Her restless feeling
In 2006 Vivian Reccoppa found herself in an empty nest—with more time to focus on herself than she’d had in years. “I remember thinking, I want to do something different,” she says. “I want to learn something.” “Why don’t you try an instrument?” suggested her friend Elena. Reccoppa’s dreary year of piano lessons at age 10 had convinced her she lacked the discipline for music. But Elena, a violinist who cofounded an orchestra for amateur adult musicians, kept suggesting the idea until Reccoppa agreed to try the viola—which, she figured, was small enough to schlep on the subway.

Her rocky start
Reccoppa braced for the humiliation of being the lone adult towering over a line of 6-year-olds in the lobby of her local music school. But her insecurity dissipated the moment her teacher tucked a viola under her chin and helped her guide the bow across the strings. “Every once in a while, there was a note that sounded like…a note,” Reccoppa says.
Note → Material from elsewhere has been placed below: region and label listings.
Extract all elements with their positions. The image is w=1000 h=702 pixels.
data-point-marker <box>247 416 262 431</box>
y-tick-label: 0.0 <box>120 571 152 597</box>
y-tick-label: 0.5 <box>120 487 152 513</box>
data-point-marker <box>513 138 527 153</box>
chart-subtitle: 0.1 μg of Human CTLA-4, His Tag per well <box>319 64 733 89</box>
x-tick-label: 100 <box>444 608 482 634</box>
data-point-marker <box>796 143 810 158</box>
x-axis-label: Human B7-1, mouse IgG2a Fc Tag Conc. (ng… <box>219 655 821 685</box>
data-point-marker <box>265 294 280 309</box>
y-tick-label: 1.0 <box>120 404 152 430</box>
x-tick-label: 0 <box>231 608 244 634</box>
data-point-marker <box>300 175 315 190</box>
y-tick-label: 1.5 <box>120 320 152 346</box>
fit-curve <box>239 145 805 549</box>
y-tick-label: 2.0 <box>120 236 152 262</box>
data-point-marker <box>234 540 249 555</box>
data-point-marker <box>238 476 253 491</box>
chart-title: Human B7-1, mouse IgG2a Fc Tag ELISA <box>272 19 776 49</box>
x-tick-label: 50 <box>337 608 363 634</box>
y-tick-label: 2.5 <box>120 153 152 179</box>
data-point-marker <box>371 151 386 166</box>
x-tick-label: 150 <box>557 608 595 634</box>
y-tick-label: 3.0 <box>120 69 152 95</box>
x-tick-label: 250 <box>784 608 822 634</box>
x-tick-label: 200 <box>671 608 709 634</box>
The lessons became a bright spot in her schedule. “I always leave happy,” she says.

Her community
Reccoppa bought a student viola on eBay for $120 and began supplementing her private lessons with free instructionals she found on YouTube. She aimed to practice three or four hours a week but didn’t beat herself up when a late night at work interrupted her schedule. Eventually, she tagged along with Elena to a rehearsal of her orchestra. “It was wonderful to be a part of something so big and beautiful,” Reccoppa says. She started rehearsing with the group every Sunday.

Her payoff
At first it was hard to imagine “how I’d ever hold my left wrist level, get my fingers in the right position, hold my bow correctly, move the bow straight, and look at the music while keeping an eye on the conductor,” Reccoppa admits. But she now tackles works by Handel and Haydn. “I feel like I’m waking up a new part of my brain,” says Reccoppa, who believes that her age, far from holding her back, has only increased her determination to succeed. “I’m not there because my mom is making me go,” she says. “I’m there because I’m excited to learn this.”